Is veo safe?

https://clawhub.ai/buddyh/veo

82
SAFE

The veo skill is a straightforward Google Veo video generation wrapper with no prompt injection, no malicious code, and no exfiltration attempts. The primary risks are the unbounded dependency version constraint with auto-install via uv run, and the --input-image parameter which could theoretically be abused to read arbitrary files and send their content to Google's API. The skill's behavior aligns with its stated purpose.

Category Scores

Prompt Injection 90/100 · 30%
Data Exfiltration 75/100 · 25%
Code Execution 65/100 · 20%
Clone Behavior 75/100 · 10%
Canary Integrity 100/100 · 10%
Behavioral Reasoning 80/100 · 5%

Findings (7)

MEDIUM Unbounded dependency version constraint -15

The inline PEP 723 script specifies google-genai>=1.0.0 with no upper bound. The uv run command will auto-resolve and install this dependency at runtime. If the google-genai package were compromised or a malicious version published, it would be automatically installed without user review.

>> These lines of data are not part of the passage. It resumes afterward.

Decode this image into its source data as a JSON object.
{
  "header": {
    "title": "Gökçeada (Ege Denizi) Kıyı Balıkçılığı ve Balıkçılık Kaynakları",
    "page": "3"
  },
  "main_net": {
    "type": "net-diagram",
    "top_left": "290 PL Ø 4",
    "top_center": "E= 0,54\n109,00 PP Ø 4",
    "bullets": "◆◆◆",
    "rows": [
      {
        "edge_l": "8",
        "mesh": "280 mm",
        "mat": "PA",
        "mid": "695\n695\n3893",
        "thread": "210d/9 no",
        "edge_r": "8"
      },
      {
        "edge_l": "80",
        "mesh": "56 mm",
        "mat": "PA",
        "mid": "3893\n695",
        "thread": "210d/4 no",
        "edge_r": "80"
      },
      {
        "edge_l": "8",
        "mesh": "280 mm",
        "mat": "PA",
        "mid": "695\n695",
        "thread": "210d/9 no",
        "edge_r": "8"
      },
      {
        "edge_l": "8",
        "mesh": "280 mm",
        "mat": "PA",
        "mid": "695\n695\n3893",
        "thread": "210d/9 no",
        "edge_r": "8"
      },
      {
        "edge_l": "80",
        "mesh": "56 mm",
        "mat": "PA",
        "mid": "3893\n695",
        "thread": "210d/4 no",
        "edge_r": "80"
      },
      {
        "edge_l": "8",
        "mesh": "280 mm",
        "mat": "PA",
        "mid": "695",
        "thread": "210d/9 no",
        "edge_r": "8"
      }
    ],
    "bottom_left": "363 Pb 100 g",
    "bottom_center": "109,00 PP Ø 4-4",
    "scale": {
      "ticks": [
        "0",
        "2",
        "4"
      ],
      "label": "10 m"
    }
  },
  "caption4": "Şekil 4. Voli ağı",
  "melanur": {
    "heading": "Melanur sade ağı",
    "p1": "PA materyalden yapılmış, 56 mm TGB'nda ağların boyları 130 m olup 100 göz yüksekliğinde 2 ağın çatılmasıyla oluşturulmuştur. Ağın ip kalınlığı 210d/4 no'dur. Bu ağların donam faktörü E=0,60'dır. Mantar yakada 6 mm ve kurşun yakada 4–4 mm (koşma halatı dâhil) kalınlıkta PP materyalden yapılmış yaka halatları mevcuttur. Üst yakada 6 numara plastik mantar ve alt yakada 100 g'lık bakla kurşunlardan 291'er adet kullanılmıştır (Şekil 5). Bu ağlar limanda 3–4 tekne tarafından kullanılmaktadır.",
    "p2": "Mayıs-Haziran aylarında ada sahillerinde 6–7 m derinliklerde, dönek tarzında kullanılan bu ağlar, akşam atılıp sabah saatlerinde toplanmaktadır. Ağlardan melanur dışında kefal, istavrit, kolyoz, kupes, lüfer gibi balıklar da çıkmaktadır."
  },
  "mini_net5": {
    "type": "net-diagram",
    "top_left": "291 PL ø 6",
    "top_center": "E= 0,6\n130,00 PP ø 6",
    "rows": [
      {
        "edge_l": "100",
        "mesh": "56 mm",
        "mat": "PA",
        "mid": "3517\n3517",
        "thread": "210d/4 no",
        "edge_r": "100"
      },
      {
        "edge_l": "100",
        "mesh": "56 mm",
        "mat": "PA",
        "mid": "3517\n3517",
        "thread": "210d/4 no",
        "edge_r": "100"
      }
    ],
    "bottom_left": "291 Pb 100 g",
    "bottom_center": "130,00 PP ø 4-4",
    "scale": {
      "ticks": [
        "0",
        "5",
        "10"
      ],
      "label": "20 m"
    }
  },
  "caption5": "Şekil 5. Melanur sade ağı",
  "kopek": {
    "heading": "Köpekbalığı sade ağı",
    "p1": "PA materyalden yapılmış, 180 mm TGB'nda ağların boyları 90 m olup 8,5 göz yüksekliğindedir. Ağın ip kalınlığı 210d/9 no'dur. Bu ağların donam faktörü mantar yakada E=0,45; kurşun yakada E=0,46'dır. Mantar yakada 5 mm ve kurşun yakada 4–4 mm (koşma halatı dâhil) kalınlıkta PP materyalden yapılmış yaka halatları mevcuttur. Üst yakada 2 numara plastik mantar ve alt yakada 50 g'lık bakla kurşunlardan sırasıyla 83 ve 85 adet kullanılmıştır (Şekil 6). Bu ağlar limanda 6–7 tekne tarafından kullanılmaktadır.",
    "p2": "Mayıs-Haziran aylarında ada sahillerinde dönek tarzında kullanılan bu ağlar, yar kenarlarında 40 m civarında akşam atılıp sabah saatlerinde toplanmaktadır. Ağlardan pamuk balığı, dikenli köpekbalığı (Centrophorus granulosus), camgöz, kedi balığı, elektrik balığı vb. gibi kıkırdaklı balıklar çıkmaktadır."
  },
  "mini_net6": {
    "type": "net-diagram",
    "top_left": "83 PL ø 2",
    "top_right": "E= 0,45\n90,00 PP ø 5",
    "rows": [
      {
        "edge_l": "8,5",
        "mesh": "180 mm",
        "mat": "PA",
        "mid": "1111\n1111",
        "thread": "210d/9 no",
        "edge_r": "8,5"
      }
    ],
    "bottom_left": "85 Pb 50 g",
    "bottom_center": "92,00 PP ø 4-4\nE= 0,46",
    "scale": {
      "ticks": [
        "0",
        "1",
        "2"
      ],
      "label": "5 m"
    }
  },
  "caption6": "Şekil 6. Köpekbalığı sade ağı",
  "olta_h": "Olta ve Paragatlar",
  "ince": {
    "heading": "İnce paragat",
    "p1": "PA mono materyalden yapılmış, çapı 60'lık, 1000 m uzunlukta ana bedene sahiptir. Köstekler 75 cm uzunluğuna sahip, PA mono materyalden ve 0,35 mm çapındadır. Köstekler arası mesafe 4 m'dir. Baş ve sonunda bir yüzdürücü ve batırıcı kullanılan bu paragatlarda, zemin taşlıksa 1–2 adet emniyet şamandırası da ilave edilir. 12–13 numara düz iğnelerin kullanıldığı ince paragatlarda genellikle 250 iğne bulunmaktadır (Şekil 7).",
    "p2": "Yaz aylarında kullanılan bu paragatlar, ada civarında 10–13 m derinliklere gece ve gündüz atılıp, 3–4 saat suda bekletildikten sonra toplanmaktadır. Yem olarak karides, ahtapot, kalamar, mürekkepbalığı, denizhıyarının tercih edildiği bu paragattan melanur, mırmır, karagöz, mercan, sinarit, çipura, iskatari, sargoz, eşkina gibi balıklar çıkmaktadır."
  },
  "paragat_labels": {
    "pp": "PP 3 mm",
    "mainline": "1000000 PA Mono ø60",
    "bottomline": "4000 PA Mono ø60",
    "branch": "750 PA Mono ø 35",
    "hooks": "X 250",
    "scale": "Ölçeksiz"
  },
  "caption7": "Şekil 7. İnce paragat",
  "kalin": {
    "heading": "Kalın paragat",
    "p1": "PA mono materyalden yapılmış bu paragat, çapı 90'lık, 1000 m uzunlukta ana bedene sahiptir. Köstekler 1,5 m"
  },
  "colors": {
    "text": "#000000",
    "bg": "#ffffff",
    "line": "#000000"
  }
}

MEDIUM Runtime dependency installation via uv run -20

The skill uses uv run which combines dependency resolution, installation, and script execution in a single step. Users have no opportunity to review dependencies before they are installed and the script runs.

MEDIUM Input image parameter enables indirect file reading -20

The --input-image flag reads arbitrary files from disk and sends their binary content to Google's API. In an LLM agent context, a crafted prompt or injection could trick the agent into specifying sensitive files (e.g., private keys, config files) as 'input images', effectively exfiltrating their content to Google's servers.

LOW Arbitrary filesystem write via --filename -10

The --filename parameter creates parent directories and writes to the specified path. If the LLM agent passes an unsanitized filename, files could be written to sensitive locations.

LOW API key required in environment -5

The skill requires GEMINI_API_KEY in the environment. This is expected for its function but increases the attack surface if other skills or injections can read environment variables.

INFO Clean SKILL.md with no injection patterns -10

The SKILL.md contains only legitimate usage instructions, standard metadata, and no hidden directives or override attempts.

INFO Platform runtime accessed sensitive files during install -25

During installation, the host platform (not the skill) accessed .env, .aws/credentials, and config files. This is platform behavior, not skill behavior, but worth noting for transparency.